Some people may expect too much of classroom religious education in the way of family-teaching. They May
expect that something should be done in the school-teaching of religion to improve the Mass attendance of young
Catholics and to temper moral problems like permissiveness. The natural limits to the influence that classroom
religious education can have in these matters are not recognised. These problems are influenced more by factors
such as home background, peer groups, cultural expectations, and experience in the local church. Knowledge of
religion gained in the classroom may enrich young people's religious practices but it does not inevitably generate
such practices if they are initially absent. What a good religious education can do is stimulate an interest in
religious practices, helping in the growth of a religious life.

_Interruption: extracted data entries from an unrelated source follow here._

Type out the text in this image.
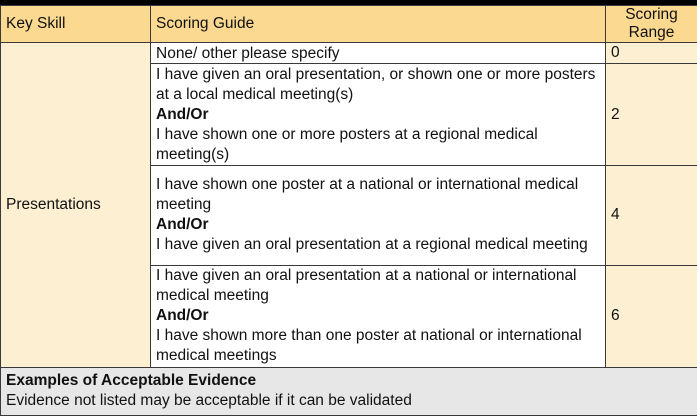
Key Skill	Scoring Guide	Scoring
Range
Presentations	None/ other please specify	0

	I have given an oral presentation, or shown one or more posters at a local medical meeting(s)
And/Or
I have shown one or more posters at a regional medical meeting(s)	2

	I have shown one poster at a national or international medical meeting
And/Or
I have given an oral presentation at a regional medical meeting	4

	I have given an oral presentation at a national or international medical meeting
And/Or
I have shown more than one poster at national or international medical meetings	6

Examples of Acceptable Evidence
Evidence not listed may be acceptable if it can be validated		
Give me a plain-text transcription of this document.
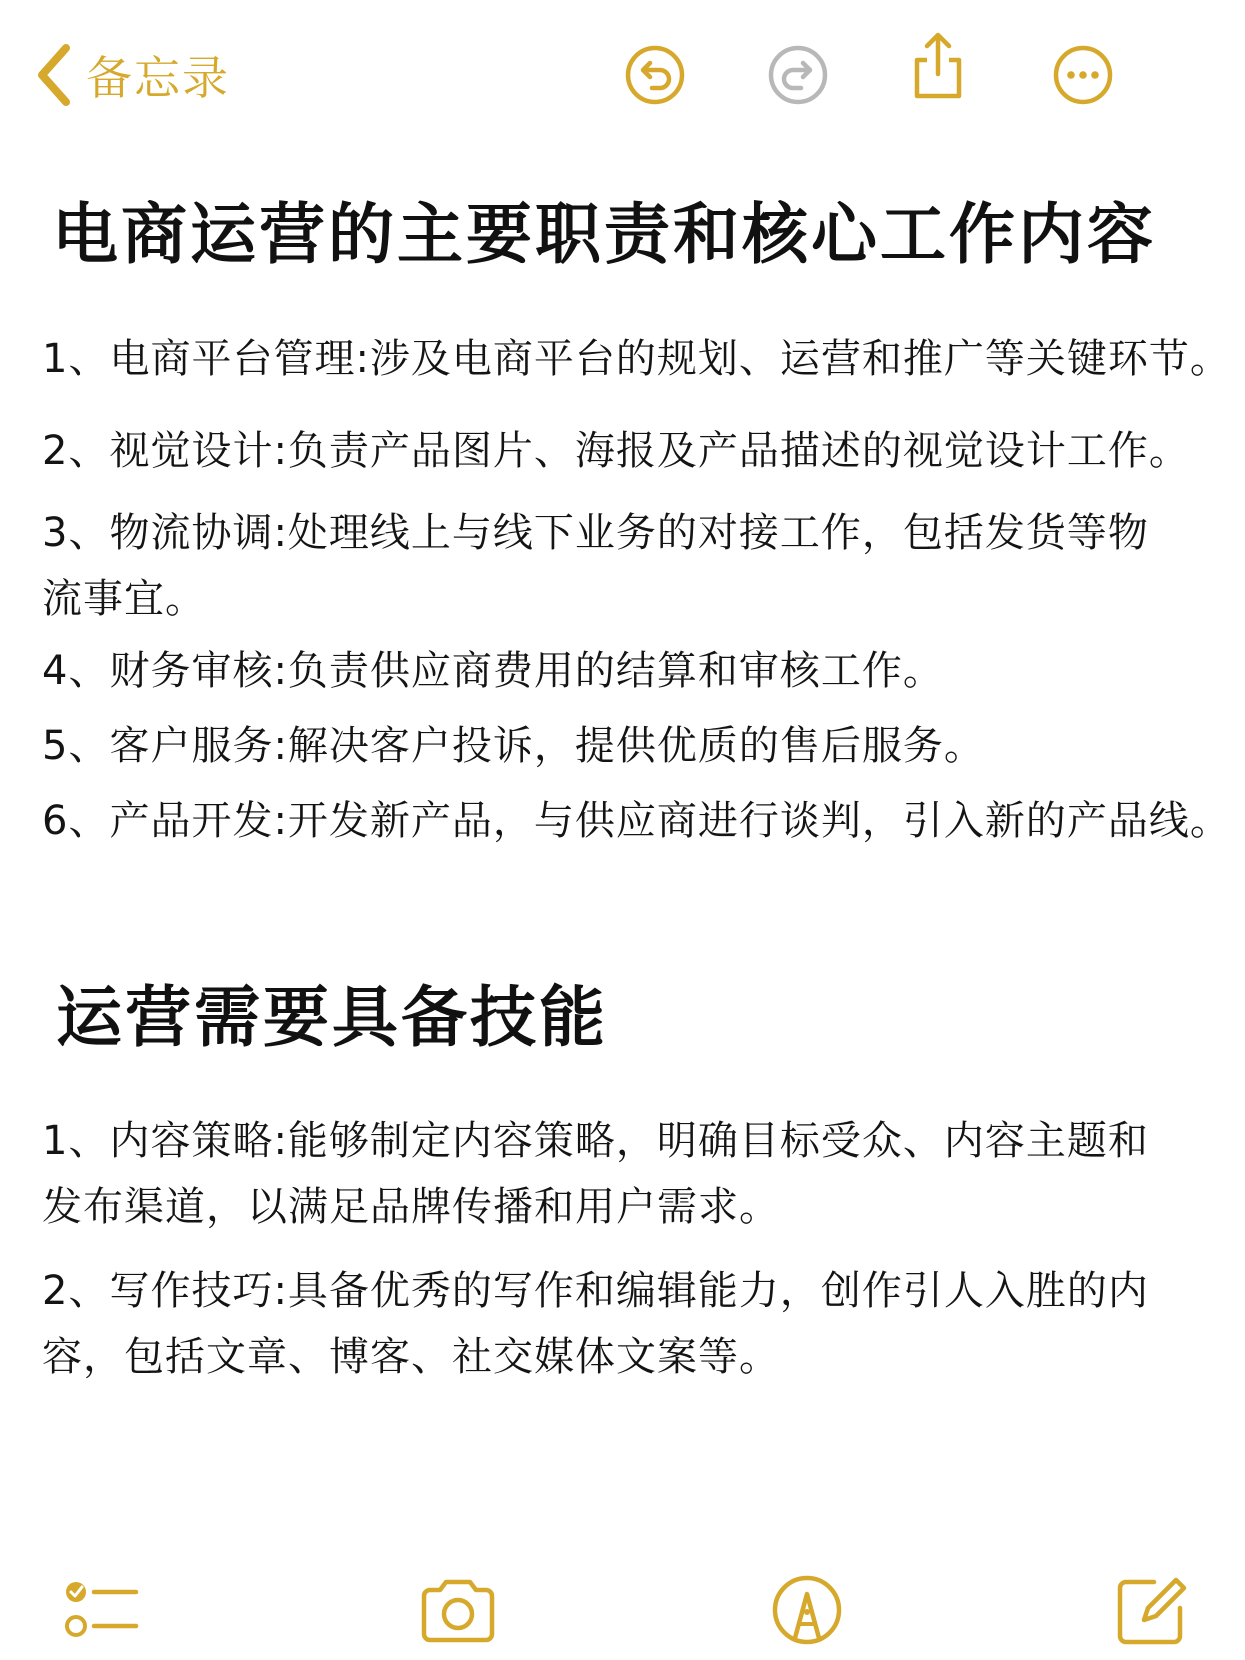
备忘录
电商运营的主要职责和核心工作内容
1、电商平台管理:涉及电商平台的规划、运营和推广等关键环节。
2、视觉设计:负责产品图片、海报及产品描述的视觉设计工作。
3、物流协调:处理线上与线下业务的对接工作，包括发货等物流事宜。
4、财务审核:负责供应商费用的结算和审核工作。
5、客户服务:解决客户投诉，提供优质的售后服务。
6、产品开发:开发新产品，与供应商进行谈判，引入新的产品线。
运营需要具备技能
1、内容策略:能够制定内容策略，明确目标受众、内容主题和发布渠道，以满足品牌传播和用户需求。
2、写作技巧:具备优秀的写作和编辑能力，创作引人入胜的内容，包括文章、博客、社交媒体文案等。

A different type of problem occurs where teachers try to achieve too much in the way of family-teaching in the
classroom while neglecting the type of teaching that is most effective in that setting -- school-teaching. For
example, while personal sharing and discussion of experience may be appropriate in a retreat or voluntary youth
group, some teachers can give too much emphasis to unguided/openended discussions in the classroom;
sometimes teachers may put psychological pressure on students to reveal their own personal views and
commitments in the classroom. Studying religion through reading, writing, analysing and discussing content may
be neglected. Students may find that an overemphasis of openended discussion of their experience without an
opportunity to look carefully at new content may lack challenge and seriousness when compared with what is
done in other subjects; they may also find that a constant direct focus on their own attitudes and personal
responses can be an affront to their privacy. Nevertheless, it should be noted that good personal discussions
usually flow quite naturally from well run religion classes where plenty of content is considered. What is crucial
is how the teacher goes about allowing for discussion.
There is a need to achieve balance in classroom religious education, giving sufficient attention to content while
allowing for the consideration of the pupils' interests, views and questions. While attention needs to be given to
the experience of pupils and to contemporary social issues, the Church's traditions in theology, Scripture, history
and religious practices should have a prominent place content.